11. She Has (Possibly One-Sided) Beef with Tina Turner
The two contemporaries Jackson has most been compared to vocally are Gladys and Tina – for example, Elton John approached Jackson for “Act of War” after Tina declined. Millie adores Gladys and counts the fellow Georgian among her favorite vocalists, but there’s something about Tina that just doesn’t sit right with her. It’s unclear what the source of her dislike is, but I suspect it’s centered around Tina entering and dominating the rock/soul space as a solo artist just as Millie was plotting a move in that direction.
Jackson did finally record her rock-inspired album, titled Rock n’ Soul, in 1994. She told her audience at a Howard Theater show in 2012 she made the LP because “I wanted Tina Turner to know she wasn’t the only black bitch to sing rock’n’roll.”

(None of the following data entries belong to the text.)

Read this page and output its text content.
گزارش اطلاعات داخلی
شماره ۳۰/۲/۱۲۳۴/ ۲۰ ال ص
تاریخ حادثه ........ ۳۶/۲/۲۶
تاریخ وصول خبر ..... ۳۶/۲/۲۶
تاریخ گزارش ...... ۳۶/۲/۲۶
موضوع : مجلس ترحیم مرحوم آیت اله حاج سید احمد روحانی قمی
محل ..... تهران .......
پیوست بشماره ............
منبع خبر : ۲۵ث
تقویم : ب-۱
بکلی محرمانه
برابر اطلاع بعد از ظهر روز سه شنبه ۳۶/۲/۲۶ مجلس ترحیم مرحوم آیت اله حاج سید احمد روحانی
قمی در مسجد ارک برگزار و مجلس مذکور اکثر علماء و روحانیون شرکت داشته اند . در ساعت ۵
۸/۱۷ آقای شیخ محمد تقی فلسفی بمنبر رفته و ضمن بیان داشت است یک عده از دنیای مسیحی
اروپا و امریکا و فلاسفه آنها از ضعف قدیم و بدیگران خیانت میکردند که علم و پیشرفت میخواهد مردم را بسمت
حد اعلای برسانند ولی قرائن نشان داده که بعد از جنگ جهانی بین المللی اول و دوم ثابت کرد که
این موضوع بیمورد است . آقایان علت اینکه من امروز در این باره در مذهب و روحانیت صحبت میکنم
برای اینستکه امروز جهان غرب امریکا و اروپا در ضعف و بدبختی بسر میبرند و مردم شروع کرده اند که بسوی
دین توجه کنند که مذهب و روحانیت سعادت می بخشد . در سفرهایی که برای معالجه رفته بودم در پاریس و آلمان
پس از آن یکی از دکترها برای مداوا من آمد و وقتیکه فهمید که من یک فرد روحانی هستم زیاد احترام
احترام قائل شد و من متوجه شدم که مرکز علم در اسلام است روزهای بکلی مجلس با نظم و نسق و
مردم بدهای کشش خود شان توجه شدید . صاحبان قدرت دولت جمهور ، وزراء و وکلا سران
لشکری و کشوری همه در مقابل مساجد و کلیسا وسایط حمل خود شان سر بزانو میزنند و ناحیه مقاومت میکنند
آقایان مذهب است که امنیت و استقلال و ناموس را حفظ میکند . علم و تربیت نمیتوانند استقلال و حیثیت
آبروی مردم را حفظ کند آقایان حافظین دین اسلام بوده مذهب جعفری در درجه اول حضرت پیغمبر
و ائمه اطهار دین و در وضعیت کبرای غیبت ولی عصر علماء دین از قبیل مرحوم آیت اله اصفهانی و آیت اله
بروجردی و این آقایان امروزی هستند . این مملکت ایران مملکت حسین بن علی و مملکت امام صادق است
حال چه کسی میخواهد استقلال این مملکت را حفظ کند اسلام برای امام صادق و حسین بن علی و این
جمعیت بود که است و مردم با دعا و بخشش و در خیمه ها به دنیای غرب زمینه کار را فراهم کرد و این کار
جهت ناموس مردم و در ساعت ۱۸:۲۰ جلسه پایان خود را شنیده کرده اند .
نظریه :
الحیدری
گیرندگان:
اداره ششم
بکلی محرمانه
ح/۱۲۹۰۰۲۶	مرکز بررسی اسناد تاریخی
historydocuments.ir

But then, according to Millie, Tina jacked her single. “I recorded (John Waithe’s) ‘Missing You,’ and I was all excited about it, it was gonna be my next single. And the guys at Muscle Shoals said, ‘Boy you got the song out quick! I heard it at a truck stop.” And I’m trying to figure out how in the world did they hear my song when it won’t be out for two week. And of course, it was Tina Turner, and we had to pull the single and come back with a different one.”
That was in the ‘90s, but Millie was throwing subs at Tina in the ‘80s. Jackson’s 1988 album The Tide is Turning included a song called “You Knocked the Love (Right Outta My Heart).” Listeners will easily hear the Ike and Tina influence in the song, but the track, a song about a passionate love turning into domestic violence, was a shot. “I did that one messin’ with Tina,” Jackson admitted in 2010. “It was about Ike and Tina, and the proceeds for that are supposed to go to battered women. But I didn’t call any names.”
After Millie stopped recording in 2001, she didn’t retire. She spent 13 years hosting a drive time radio show, continued to tour (when she felt like it), and wrote and produced a stage play based on her album Young Man, Older Woman which toured successfully for four years.
Now she’s posted up at home in Atlanta, and a few years ago she was working on a reality show concept for her family (please, contents gods, let this happen while she still has the capacity to do it).
But Millie should be out here at these awards shows and tributes with her contemporaries. She should still be mixing it up with younger artists who emulate her energy without even realizing it (she loves Rihanna, by the way). Auntie Millie is deserving of far more recognition and praise than she’s received. Not just for her outrageous and explicit music and performances, but as a complete artist: as a writer, a producer, a businesswoman, a creative, a pioneer. Alladat. Just because she didn’t go the route of No. 1 hits and stadium tours doesn’t make her any less accomplished. Respect Millie Jackson’s gangster.